Engage participants by placing themselves figuratively in the shoes of past IMPACT users. Participants will identify with questions asked by past users, and will use the results to determine how they would make evidence-based decisions.

Lea(R)n has worked with numerous schools, districts, and networks across the nation each with widely varying needs and resources. This session will review examples of how different schools and districts have leveraged IMPACT to generate valuable insights for practical needs:

Scenario A: Controlled Trial for Single Product in Large District

Lea(R)n worked with a large district to examine the efficacy of a widely used educational technology product in elementary literacy. The sample included approximately 18 schools who used the product (treatment group; nT > 8,000) and another 18 schools who did not use the product (control group; nC > 8000). We conducted an efficacy trial using a quasi-experimental design. We tested for baseline equivalence on multiple measures, including demographic data and prior achievement on the target criteria. We also applied statistical controls (or adjustments) to partial out variance attributable to extraneous factors. We conducted cluster analysis to identify natural clusters of product usage, examined achievement for different clusters, and then generated effect sizes to determine the extent to which the product exhibited an impact on the treatment group. Additional analysis of costs informed the purchasing and budgeting decisions of the district.

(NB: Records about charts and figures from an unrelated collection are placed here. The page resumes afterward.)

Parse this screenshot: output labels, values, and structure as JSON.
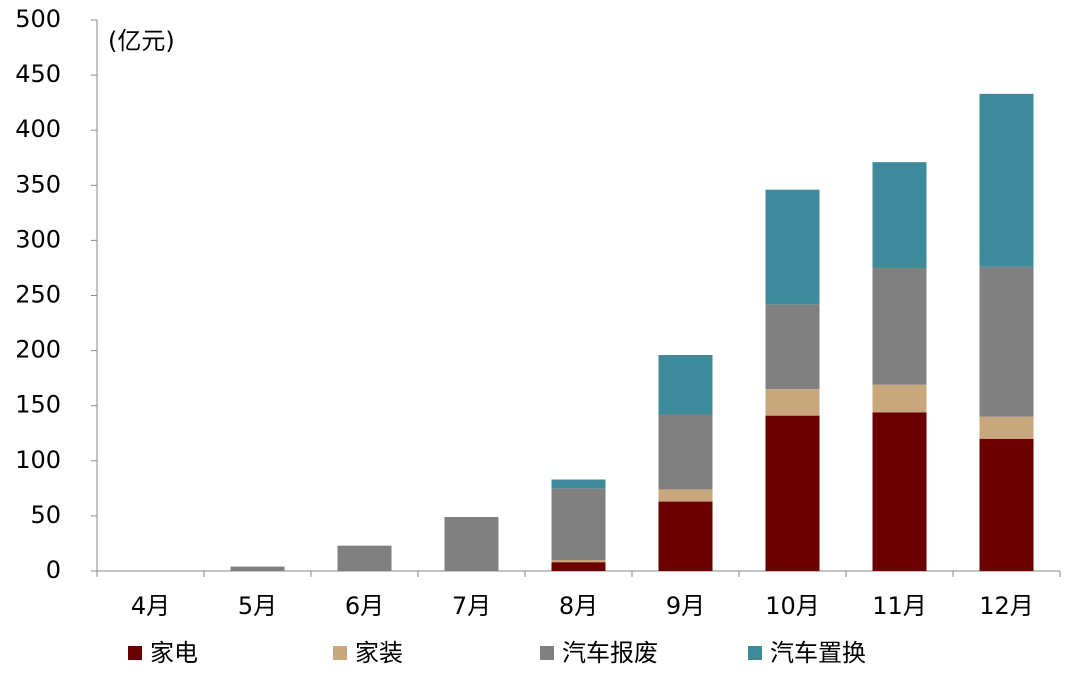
{
  "chart_data": {
    "type": "stacked_bar",
    "unit_label": "(亿元)",
    "categories": [
      "4月",
      "5月",
      "6月",
      "7月",
      "8月",
      "9月",
      "10月",
      "11月",
      "12月"
    ],
    "series": [
      {
        "name": "家电",
        "color": "#6b0000",
        "values": [
          0,
          0,
          0,
          0,
          8,
          63,
          141,
          144,
          120
        ]
      },
      {
        "name": "家装",
        "color": "#c9a77c",
        "values": [
          0,
          0,
          0,
          0,
          2,
          11,
          24,
          25,
          20
        ]
      },
      {
        "name": "汽车报废",
        "color": "#808080",
        "values": [
          0,
          4,
          23,
          49,
          65,
          68,
          77,
          106,
          136
        ]
      },
      {
        "name": "汽车置换",
        "color": "#3f8a9a",
        "values": [
          0,
          0,
          0,
          0,
          8,
          54,
          104,
          96,
          157
        ]
      }
    ],
    "ylim": [
      0,
      500
    ],
    "yticks": [
      0,
      50,
      100,
      150,
      200,
      250,
      300,
      350,
      400,
      450,
      500
    ],
    "grid": false
  }
}
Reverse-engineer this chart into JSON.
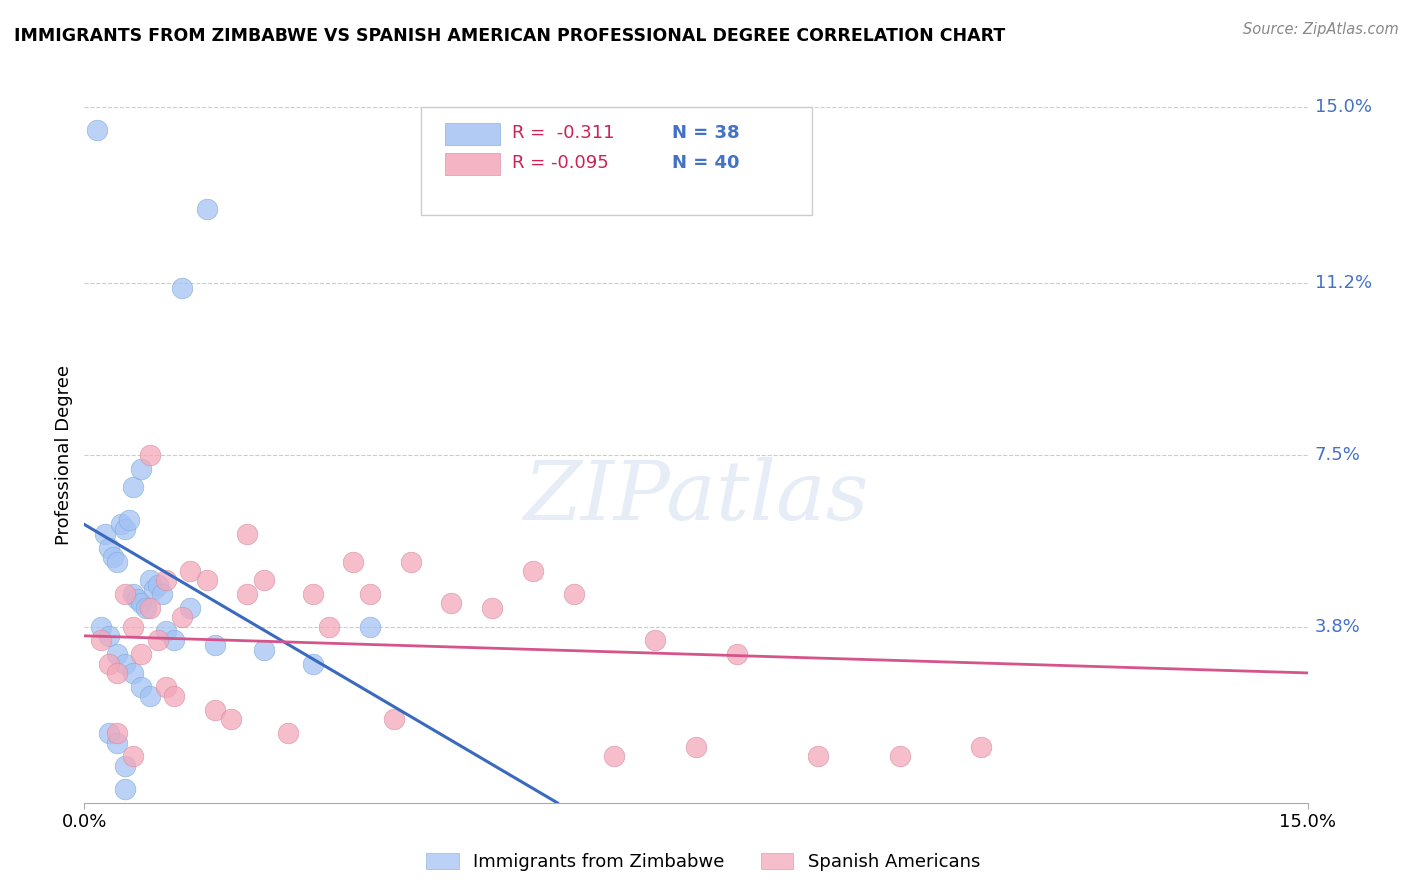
{
  "title": "IMMIGRANTS FROM ZIMBABWE VS SPANISH AMERICAN PROFESSIONAL DEGREE CORRELATION CHART",
  "source": "Source: ZipAtlas.com",
  "ylabel": "Professional Degree",
  "xlim": [
    0.0,
    15.0
  ],
  "ylim": [
    0.0,
    15.0
  ],
  "x_tick_labels": [
    "0.0%",
    "15.0%"
  ],
  "y_tick_values": [
    3.8,
    7.5,
    11.2,
    15.0
  ],
  "y_tick_labels": [
    "3.8%",
    "7.5%",
    "11.2%",
    "15.0%"
  ],
  "blue_color": "#a4c2f4",
  "pink_color": "#f4a7b9",
  "blue_line_color": "#3a6abf",
  "pink_line_color": "#d5548a",
  "watermark": "ZIPatlas",
  "series1_name": "Immigrants from Zimbabwe",
  "series2_name": "Spanish Americans",
  "series1_x": [
    0.15,
    0.25,
    0.3,
    0.35,
    0.4,
    0.45,
    0.5,
    0.55,
    0.6,
    0.65,
    0.7,
    0.75,
    0.8,
    0.85,
    0.9,
    0.95,
    1.0,
    1.1,
    1.2,
    1.3,
    1.5,
    1.6,
    0.2,
    0.3,
    0.4,
    0.5,
    0.6,
    0.7,
    0.8,
    0.3,
    0.4,
    0.5,
    2.2,
    2.8,
    3.5,
    0.6,
    0.7,
    0.5
  ],
  "series1_y": [
    14.5,
    5.8,
    5.5,
    5.3,
    5.2,
    6.0,
    5.9,
    6.1,
    4.5,
    4.4,
    4.3,
    4.2,
    4.8,
    4.6,
    4.7,
    4.5,
    3.7,
    3.5,
    11.1,
    4.2,
    12.8,
    3.4,
    3.8,
    3.6,
    3.2,
    3.0,
    2.8,
    2.5,
    2.3,
    1.5,
    1.3,
    0.8,
    3.3,
    3.0,
    3.8,
    6.8,
    7.2,
    0.3
  ],
  "series2_x": [
    0.2,
    0.3,
    0.4,
    0.5,
    0.6,
    0.7,
    0.8,
    0.9,
    1.0,
    1.1,
    1.2,
    1.3,
    1.5,
    1.6,
    1.8,
    2.0,
    2.2,
    2.5,
    2.8,
    3.0,
    3.3,
    3.5,
    3.8,
    4.0,
    4.5,
    5.0,
    5.5,
    6.0,
    7.0,
    8.0,
    9.0,
    10.0,
    11.0,
    0.4,
    0.6,
    0.8,
    1.0,
    2.0,
    6.5,
    7.5
  ],
  "series2_y": [
    3.5,
    3.0,
    2.8,
    4.5,
    3.8,
    3.2,
    4.2,
    3.5,
    2.5,
    2.3,
    4.0,
    5.0,
    4.8,
    2.0,
    1.8,
    5.8,
    4.8,
    1.5,
    4.5,
    3.8,
    5.2,
    4.5,
    1.8,
    5.2,
    4.3,
    4.2,
    5.0,
    4.5,
    3.5,
    3.2,
    1.0,
    1.0,
    1.2,
    1.5,
    1.0,
    7.5,
    4.8,
    4.5,
    1.0,
    1.2
  ],
  "blue_reg_x0": 0.0,
  "blue_reg_y0": 6.0,
  "blue_reg_x1": 5.8,
  "blue_reg_y1": 0.0,
  "pink_reg_x0": 0.0,
  "pink_reg_y0": 3.6,
  "pink_reg_x1": 15.0,
  "pink_reg_y1": 2.8,
  "legend1_r": "R =  -0.311",
  "legend1_n": "N = 38",
  "legend2_r": "R = -0.095",
  "legend2_n": "N = 40"
}
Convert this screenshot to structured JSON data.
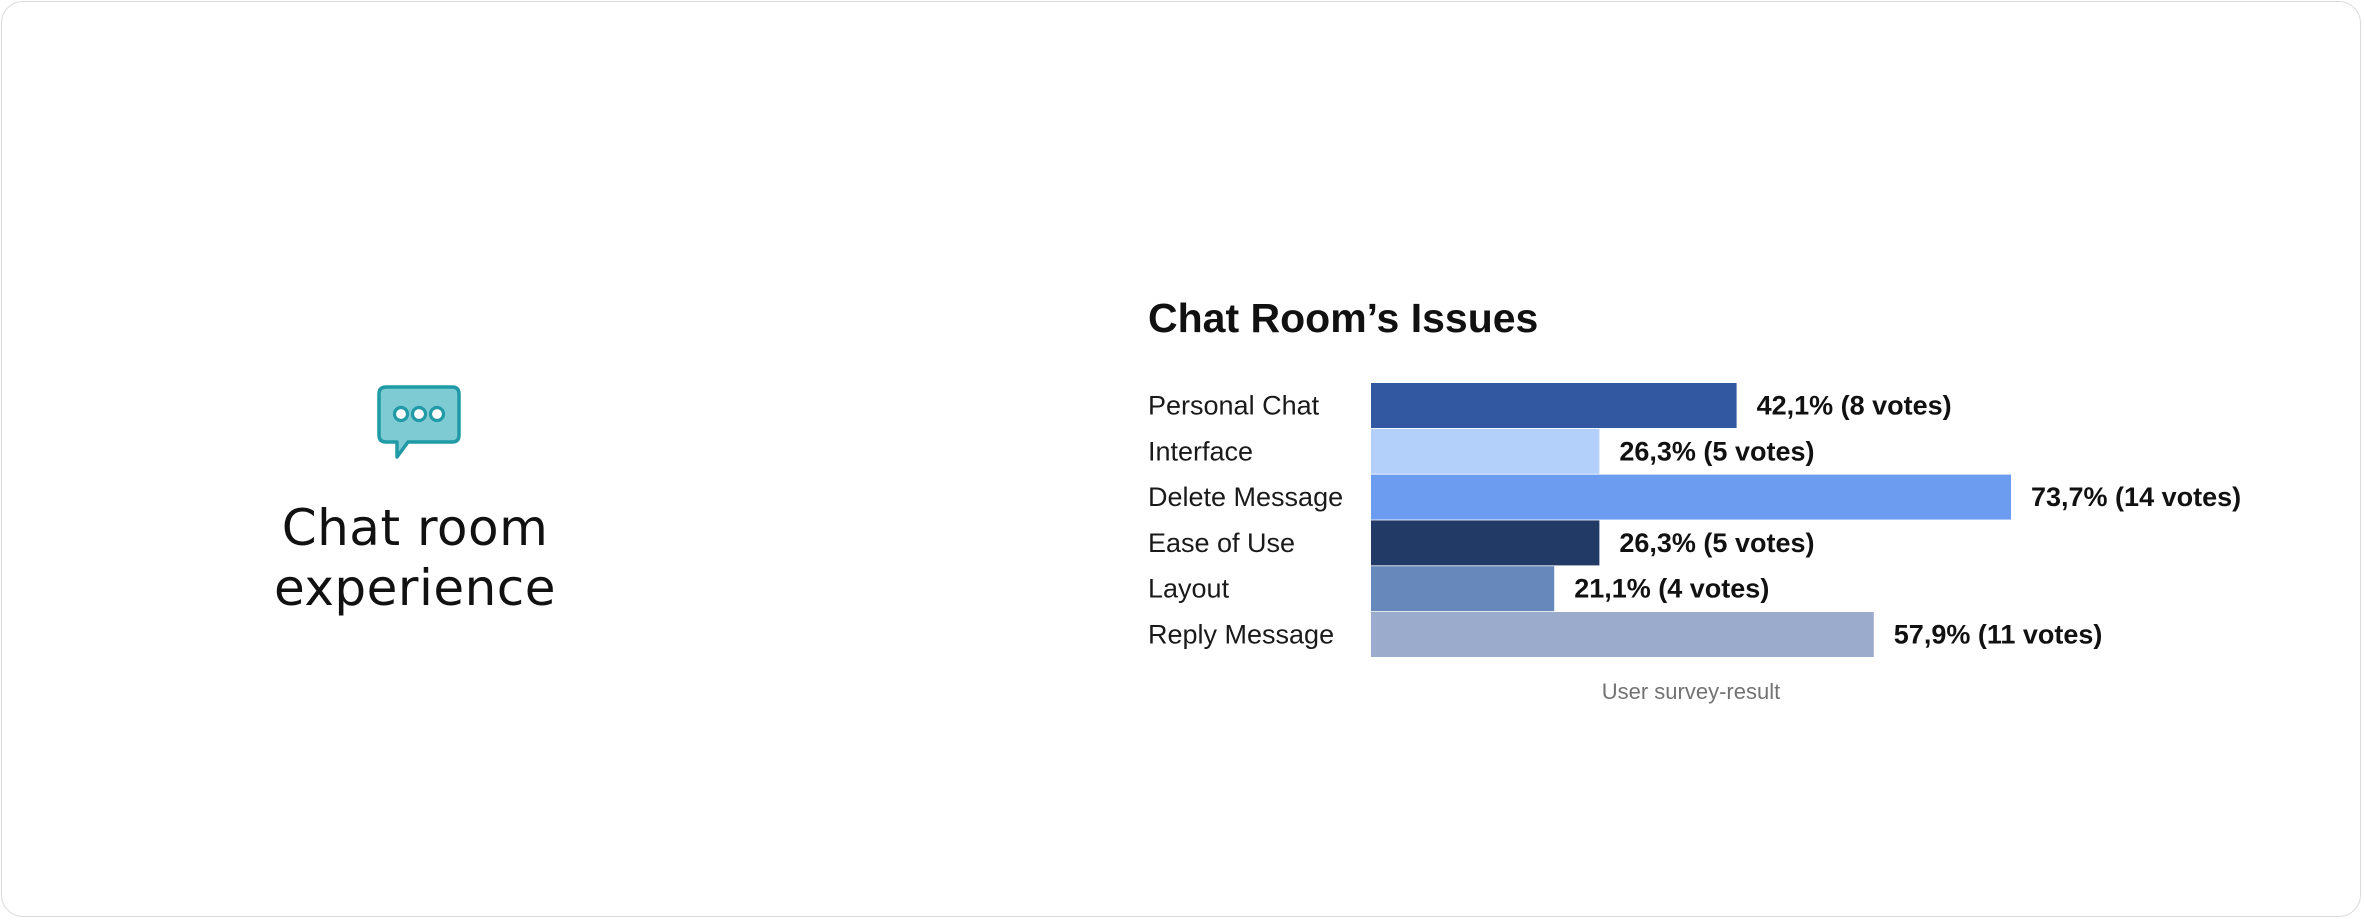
{
  "left_panel": {
    "icon": "chat-bubble-ellipsis-icon",
    "title": "Chat room experience",
    "icon_colors": {
      "fill": "#7fcbd3",
      "stroke": "#1f9aa6",
      "dots_fill": "#ffffff"
    }
  },
  "chart_data": {
    "type": "bar",
    "orientation": "horizontal",
    "title": "Chat Room’s Issues",
    "caption": "User survey-result",
    "categories": [
      "Personal Chat",
      "Interface",
      "Delete Message",
      "Ease of Use",
      "Layout",
      "Reply Message"
    ],
    "values": [
      42.1,
      26.3,
      73.7,
      26.3,
      21.1,
      57.9
    ],
    "value_labels": [
      "42,1% (8 votes)",
      "26,3% (5 votes)",
      "73,7% (14 votes)",
      "26,3% (5 votes)",
      "21,1% (4 votes)",
      "57,9% (11 votes)"
    ],
    "colors": [
      "#3358a2",
      "#b3d0fb",
      "#6b9cf0",
      "#213a66",
      "#6788ba",
      "#9babcc"
    ],
    "xlim": [
      0,
      100
    ],
    "grid": false,
    "legend": "none"
  }
}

Scenario B: Evaluation of Multiple Products in Charter School Network

In collaboration with 12 schools (N > 6,000 students), Lea(R)n conducted an efficacy trial on 10 math and literacy products, using three different standardized tests as achievement metrics. We tested for baseline equivalence on multiple measures, including demographic variables and prior achievement on the target criteria. We also applied statistical controls (or adjustments) to partial out the variance attributable to extraneous factors. We conducted cluster analysis to identify natural clusters of product usage, examined achievement for different clusters, and then generated effect sizes to determine the extent to which the product exhibited an impact on the intervention treatment group versus the control group. Lastly, we drilled further to test product impact by generating effect sizes based on different groupings (e.g., low achievers at baseline vs. high achievers at baseline, lower grades vs. higher grades). We also conducted multilevel modeling to determine school-level effects, and to examine factors that mediated and moderated the relationship between product use and achievement. The district used the results to determine which products to continue using and to determine how best to implement them across their various schools and student populations.